While building a single distributed log already provides strong consistency and scalability, multiple applications may wish to share the same log. By sharing the same log, updates across multiple applications can be ordered with respect to one another, which form the basic building block for advanced operations such as transactions. This dissertation details two designs for virtualizing the log: \emph{streaming}, which divides the log into streams built using log entries which point to one another, and \emph{\branching}, which virtualizes the log by radically changing how data is replicated in the shared log. \xmakefirstuc{\branching} greatly improves the performance of random reads, and allows applications to exploit locality by placing virtualized logs on a single replica.
Efficiently virtualizing the log turns out to be important for implementing distributed objects in Corfu, a convenient and powerful abstraction for interacting with the Corfu distributed log introduced earlier. Rather than reading and appending entries to a log, distributed objects enable programmers to interact with in-memory objects which resemble traditional data structures such as maps, trees and linked lists. Under the covers, the \emph{Corfu runtime}, a library which client applications link to, translates accesses and modifications of in-memory objects into operations on the Corfu distributed log.
The Corfu runtime provides rich support for objects. An automated translation process converts plain old Java objects (POJOs) directly into Corfu objects through both runtime and compile-time transformation of code. This allows programmers to quickly adapt existing code to run on top of Corfu. The Corfu runtime also provides strong support for transactions, which enables multiple applications to read and modify objects without relaxing consistency guarantees. We show that with stream materialization, Corfu can support storing large amounts of state while supporting strong consistency and transactions.
Finally, we describe our experience in both writing new applications and adapting existing applications to Corfu. We start by building an adapter for Apache Zookeeper clients to run on top of Corfu and then describe the implementation of Silver, a new distributed file system which leverages the power of the Corfu log. We then conclude by describing our efforts to retrofit a large and complex commerical application: a software defined network (SDN) switch controller, and detail how the strong transaction model and rich object interface greatly reduce the burden on distributed system programmers.
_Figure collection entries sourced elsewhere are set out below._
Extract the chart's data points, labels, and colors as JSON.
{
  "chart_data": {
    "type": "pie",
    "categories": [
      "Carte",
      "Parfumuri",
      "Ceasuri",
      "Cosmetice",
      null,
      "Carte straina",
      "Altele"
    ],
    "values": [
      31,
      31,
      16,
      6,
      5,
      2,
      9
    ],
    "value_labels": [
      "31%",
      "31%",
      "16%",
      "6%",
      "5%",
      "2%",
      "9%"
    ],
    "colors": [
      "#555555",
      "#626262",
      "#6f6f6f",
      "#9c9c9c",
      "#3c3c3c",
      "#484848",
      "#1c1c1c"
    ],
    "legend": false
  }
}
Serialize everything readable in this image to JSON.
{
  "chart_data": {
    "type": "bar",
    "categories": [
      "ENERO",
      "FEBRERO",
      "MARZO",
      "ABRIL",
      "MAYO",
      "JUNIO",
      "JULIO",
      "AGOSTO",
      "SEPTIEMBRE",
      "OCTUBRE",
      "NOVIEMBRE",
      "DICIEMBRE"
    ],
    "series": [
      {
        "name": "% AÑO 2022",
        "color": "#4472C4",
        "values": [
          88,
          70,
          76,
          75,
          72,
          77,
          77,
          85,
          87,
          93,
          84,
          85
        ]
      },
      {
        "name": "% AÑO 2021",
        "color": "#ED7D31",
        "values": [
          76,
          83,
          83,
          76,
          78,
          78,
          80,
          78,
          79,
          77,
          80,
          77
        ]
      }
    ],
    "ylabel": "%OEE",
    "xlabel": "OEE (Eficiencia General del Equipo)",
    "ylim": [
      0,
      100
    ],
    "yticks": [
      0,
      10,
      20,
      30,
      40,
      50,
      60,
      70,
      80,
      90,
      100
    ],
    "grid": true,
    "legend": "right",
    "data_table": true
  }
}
Overall, Corfu promises to change how data platforms are built. Instead of forcing developers to compromise, Corfu offers programmers the best of both worlds. This dissertation traces the development and evolution of Corfu over five years and through eight publications. As a testament to the robustness of the original Corfu log design, the core log API remains mostly unchanged from the early Corfu papers, even though Corfu is now a public open source project with contributors from multiple academic and industrial institutions.